A história contempla, combinemos, com mais paixão os times encantadores. Aqueles que você para para ver jogar mesmo não sendo o do seu coração. Encanta quem faz gols. Assim, no plural. Embora a defesa seja uma arte, como ensina o futebol italiano em seus melhores momentos, nada se compara à sensação de ver a construção de uma jogada coletiva até a conclusão às redes ou a jogada individual que transforma marcadores em cones e liberam na arquibancada a euforia dedicada aos fora-de-série.
O último time mundial que vi consagrar o inesquecível foi o Barcelona de Xavi, Iniesta, Neymar, Suárez e Messi. Antes, o mesmo Barça de Xavi, Iniesta, Messi, Pedro e Villa. No contexto brasileiro, o Flamengo de 2019 levava multidões ao Maracanã não para conferir se o time venceria e sim de quanto. Jogavam Everton Ribeiro, Arrascaeta, Bruno Henrique e Gabigol. Não sou capaz de lembrar um único jogador do Once Caldas campeão da Libertadores, mas isso não diminui o fato irretorquível de que o nome do Once Caldas conste no registro da Conmebol como legítimo campeão.

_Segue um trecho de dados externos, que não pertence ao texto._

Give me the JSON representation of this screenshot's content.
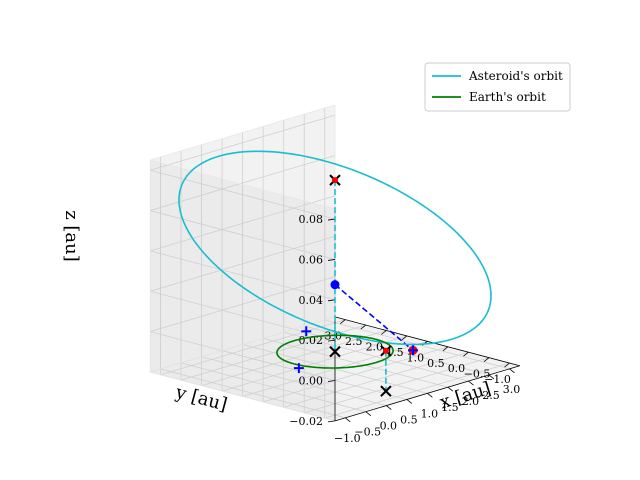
{
  "chart_data": {
    "type": "line",
    "projection": "3d",
    "xlabel": "$x$ [au]",
    "ylabel": "$y$ [au]",
    "zlabel": "$z$ [au]",
    "xlabel_text": "x [au]",
    "ylabel_text": "y [au]",
    "zlabel_text": "z [au]",
    "xlim": [
      -1.25,
      3.25
    ],
    "ylim": [
      -1.25,
      3.25
    ],
    "zlim": [
      -0.02,
      0.085
    ],
    "x_ticks": [
      "−1.0",
      "−0.5",
      "0.0",
      "0.5",
      "1.0",
      "1.5",
      "2.0",
      "2.5",
      "3.0"
    ],
    "y_ticks": [
      "−1.0",
      "−0.5",
      "0.0",
      "0.5",
      "1.0",
      "1.5",
      "2.0",
      "2.5",
      "3.0"
    ],
    "z_ticks": [
      "−0.02",
      "0.00",
      "0.02",
      "0.04",
      "0.06",
      "0.08"
    ],
    "grid": true,
    "legend_position": "top-right",
    "series": [
      {
        "name": "Asteroid's orbit",
        "color": "#17becf",
        "line": "solid",
        "kind": "ellipse",
        "center": [
          1.0,
          1.0,
          0.04
        ],
        "u_axis": [
          -1.9,
          1.9,
          0.025
        ],
        "v_axis": [
          -0.3,
          -0.3,
          0.045
        ]
      },
      {
        "name": "Earth's orbit",
        "color": "#008000",
        "line": "solid",
        "kind": "circle",
        "center": [
          0,
          0,
          0
        ],
        "radius": 1.0
      }
    ],
    "lines": [
      {
        "from": [
          2.9,
          2.9,
          0.0
        ],
        "to": [
          0.95,
          -0.95,
          0.0
        ],
        "color": "#0000ff",
        "style": "dashed"
      },
      {
        "from": [
          0.0,
          0.0,
          0.085
        ],
        "to": [
          0.0,
          0.0,
          0.0
        ],
        "color": "#17becf",
        "style": "dashed"
      },
      {
        "from": [
          0.62,
          -0.62,
          0.0
        ],
        "to": [
          0.62,
          -0.62,
          -0.02
        ],
        "color": "#17becf",
        "style": "dashed"
      }
    ],
    "markers": [
      {
        "pos": [
          2.9,
          2.9,
          0.0
        ],
        "symbol": "dot",
        "color": "#0000ff"
      },
      {
        "pos": [
          0.95,
          -0.95,
          0.0
        ],
        "symbol": "dot",
        "color": "#ff0000"
      },
      {
        "pos": [
          0.95,
          -0.95,
          0.0
        ],
        "symbol": "plus",
        "color": "#0000ff"
      },
      {
        "pos": [
          0.55,
          1.25,
          0.0
        ],
        "symbol": "plus",
        "color": "#0000ff"
      },
      {
        "pos": [
          0.62,
          1.5,
          -0.02
        ],
        "symbol": "plus",
        "color": "#0000ff"
      },
      {
        "pos": [
          0.0,
          0.0,
          0.085
        ],
        "symbol": "x",
        "color": "#000000"
      },
      {
        "pos": [
          0.0,
          0.0,
          0.085
        ],
        "symbol": "dot",
        "color": "#ff0000",
        "small": true
      },
      {
        "pos": [
          0.0,
          0.0,
          0.0
        ],
        "symbol": "x",
        "color": "#000000"
      },
      {
        "pos": [
          0.62,
          -0.62,
          0.0
        ],
        "symbol": "x",
        "color": "#000000"
      },
      {
        "pos": [
          0.62,
          -0.62,
          0.0
        ],
        "symbol": "dot",
        "color": "#ff0000",
        "small": true
      },
      {
        "pos": [
          0.62,
          -0.62,
          -0.02
        ],
        "symbol": "x",
        "color": "#000000"
      }
    ]
  }
}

Quando torcedor, lembro que gostava acima de tudo de ver meu time vencedor. Por defeito de fábrica que agradeço a meu pai, José Mauro Saraiva, nunca gostei da ideia de ganhar a qualquer preço. Jamais me seduziu a máxima de que a melhor vitória era aquele conquistada aos 48 minutos do segundo tempo num gol de mão e impedido. Meu encantamento sempre foi o time do meu coração ganhar sendo claramente superior e, portanto, indiscutível.
Embora pareça estar me gabando de ter sido um torcedor "Nutellinha", registro que este jeito de torcer não me fazia melhor torcedor do que o outro que priorizava ganhar fosse como fosse. Torcer é sublime e, a menos que vire violência e intolerância, contempla mais de um jeito de ser. Fossem todos iguais os torcedores do mesmo time e não se discutiria futebol nas mesas de bar do mundo.
No dilema universal e insolúvel que avançará pelos tempos, teremos sempre episódios como o da última quarta-feira (17), com o jogo de volta das quartas de final da Champions League. O Manchester City transformou o Real Madrid no Olaria por 45 minutos no segundo tempo. O time de Ancelotti não passava do grande círculo. O de Guardiola perdia de 1x0, empatou, e De Bruyne teve então a bola do jogo para a virada. À feição, na marca do pênalti, rolando macia no gramado perfeito do Etihad. O belga desperdiçou, desafortunadamente. Chutou a bola no placar eletrônico do estádio.
A esmagadora superioridade do time inglês não lhe rendeu vitória sobre o espanhol, que acabou se classificando nos pênaltis. Injusto? Não. A injustiça mora no resultado mexido por erro de arbitragem. De resto, se o boxeador resiste a todos os golpes e dá um, definitivo, que derruba o oponente, ali está a justiça.
Show e resultado podem estar do mesmo lado como o Brasil tricampeão na Copa de 1970. Pode estar em lados opostos, como o Brasil derrotado na Copa de 1982, que não fez do show, resultado. Ou no Brasil tetra na Copa de 1994, que alcançou o resultado e mandou o show às favas. Faça sua escolha, mas deixe a porta aberta para outras possiblidades.